Sérgio Cabral é interrogado pela 1ª vez fora da prisão

    Ex-governador do Rio de Janeiro está processo da Lava Jato

    Foto: Reprodução/Jornal Hora H

    O ex-governador do Rio de Janeiro Sérgio Cabral entrou pela primeira vez nesta segunda-feira (20) pela porta da frente da Justiça Federal para um interrogatório dos processos da Operação Lava Jato. Ele depôs na ação penal em que é acusado de repassar propina ao ex-governador Luiz Fernando Pezão (MDB), já absolvido no caso. Cabral chegou a ser condenado, mas a sentença foi anulada e retornou à primeira instância para novo julgamento.

    De acordo com informações do jornal Folha de S.Paulo, Cabral foi numa cadeira de rodas por dificuldade na locomoção causada por três hérnias de disco. O ex-governador pediu novo interrogatório para negar o teor de suas próprias declarações anteriores na ação, em fevereiro de 2020, quando havia fechado a delação com a PF.

    Na ocasião, ele confirmou o teor da denúncia, que apontava repasses mensais de R$ 150 mil a Pezão. Nesta segunda, ele afirmou que confessou motivado por “circunstâncias muito constrangedoras”.

    “É muito constrangimento, uma tortura psicológica, física. Fui levado a oito presídios. Prenderam a minha mulher. Entraram na casa da minha ex-mulher. Foram na casa do meu irmão. Tudo isso está em análise no CNJ (Conselho Nacional de Justiça)”, disse Cabral.

    Cabral se referiu indiretamente às acusações que faz contra o juiz Marcelo Bretas, afastado da 7ª Vara Federal pelo CNJ sob suspeita de irregularidades na condução dos processos da Lava Jato.
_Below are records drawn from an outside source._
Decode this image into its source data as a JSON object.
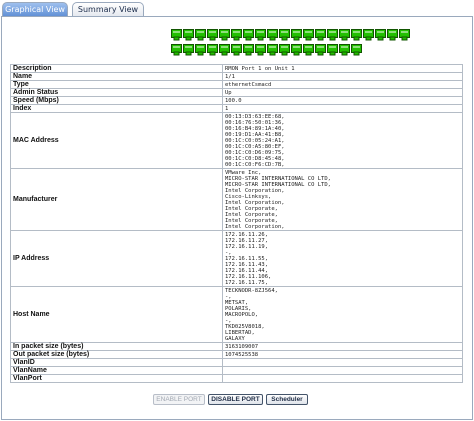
{
  "tabs": [
    {
      "label": "Graphical View",
      "active": true
    },
    {
      "label": "Summary View",
      "active": false
    }
  ],
  "ports": {
    "row1_count": 20,
    "row2_count": 16,
    "color": "#22c000",
    "outline": "#115500"
  },
  "details": [
    {
      "label": "Description",
      "lines": [
        "RMON Port 1 on Unit 1"
      ]
    },
    {
      "label": "Name",
      "lines": [
        "1/1"
      ]
    },
    {
      "label": "Type",
      "lines": [
        "ethernetCsmacd"
      ]
    },
    {
      "label": "Admin Status",
      "lines": [
        "Up"
      ]
    },
    {
      "label": "Speed (Mbps)",
      "lines": [
        "100.0"
      ]
    },
    {
      "label": "Index",
      "lines": [
        "1"
      ]
    },
    {
      "label": "MAC Address",
      "lines": [
        "00:13:D3:63:EE:68,",
        "00:16:76:50:01:36,",
        "00:16:B4:89:1A:40,",
        "00:19:D1:AA:41:B8,",
        "00:1C:C0:05:24:A1,",
        "00:1C:C0:A5:80:EF,",
        "00:1C:C0:D6:09:75,",
        "00:1C:C0:D8:45:48,",
        "00:1C:C0:F6:CD:7B,"
      ]
    },
    {
      "label": "Manufacturer",
      "lines": [
        "VMware Inc,",
        "MICRO-STAR INTERNATIONAL CO LTD,",
        "MICRO-STAR INTERNATIONAL CO LTD,",
        "Intel Corporation,",
        "Cisco-Linksys,",
        "Intel Corporation,",
        "Intel Corporate,",
        "Intel Corporate,",
        "Intel Corporate,",
        "Intel Corporation,"
      ]
    },
    {
      "label": "IP Address",
      "lines": [
        "172.16.11.26,",
        "172.16.11.27,",
        "172.16.11.19,",
        "-,",
        "172.16.11.55,",
        "172.16.11.43,",
        "172.16.11.44,",
        "172.16.11.106,",
        "172.16.11.75,"
      ]
    },
    {
      "label": "Host Name",
      "lines": [
        "TECKNODR-8ZJ564,",
        "-,",
        "METSAT,",
        "POLARIS,",
        "MACROPOLO,",
        "-,",
        "TKD025V8018,",
        "LIBERTAD,",
        "GALAXY"
      ]
    },
    {
      "label": "In packet size (bytes)",
      "lines": [
        "3163109007"
      ]
    },
    {
      "label": "Out packet size (bytes)",
      "lines": [
        "1074525538"
      ]
    },
    {
      "label": "VlanID",
      "lines": [
        ""
      ]
    },
    {
      "label": "VlanName",
      "lines": [
        ""
      ]
    },
    {
      "label": "VlanPort",
      "lines": [
        ""
      ]
    }
  ],
  "buttons": {
    "enable_label": "ENABLE PORT",
    "disable_label": "DISABLE PORT",
    "scheduler_label": "Scheduler"
  }
}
A juíza Caroline Figueiredo foi a responsável pela condução do interrogatório.

    Cabral era levado em veículo da Seap (Secretaria de Administração Penitenciária), entrava pelos fundos da Justiça Federal e aguardava numa sala a hora de falar. O último interrogatório foi prestado por videoconferência, durante a pandemia.

    “É completamento diferente (vir em liberdade). É uma outra situação. Só que agora com dor na coluna”, disse.

    No primeiro interrogatório, o ex-governador negava as acusações. Dois anos depois da prisão, Cabral decidiu confessar seus crimes. Após deixar a cadeia, em dezembro de 2022, voltou a negá-los.

    Cabral ficou seis anos preso preventivamente enquanto respondia a 37 ações penais, 35 relacionadas aos desdobramentos da Operação Lava Jato. Ele está em liberdade desde dezembro de 2022, obteve vitórias para anular sentenças, mas permanece com um passivo de 34 processos criminais (32 da Lava Jato).

    Ele é acusado de ter cobrado 5% de propina sobre os grandes contratos de sua gestão (2007-2014). As investigações descobriram contas com cerca de R$ 300 milhões no exterior em nome de “laranjas”, além de joias e pedras preciosas usadas, segundo o Ministério Público Federal, para lavagem de dinheiro.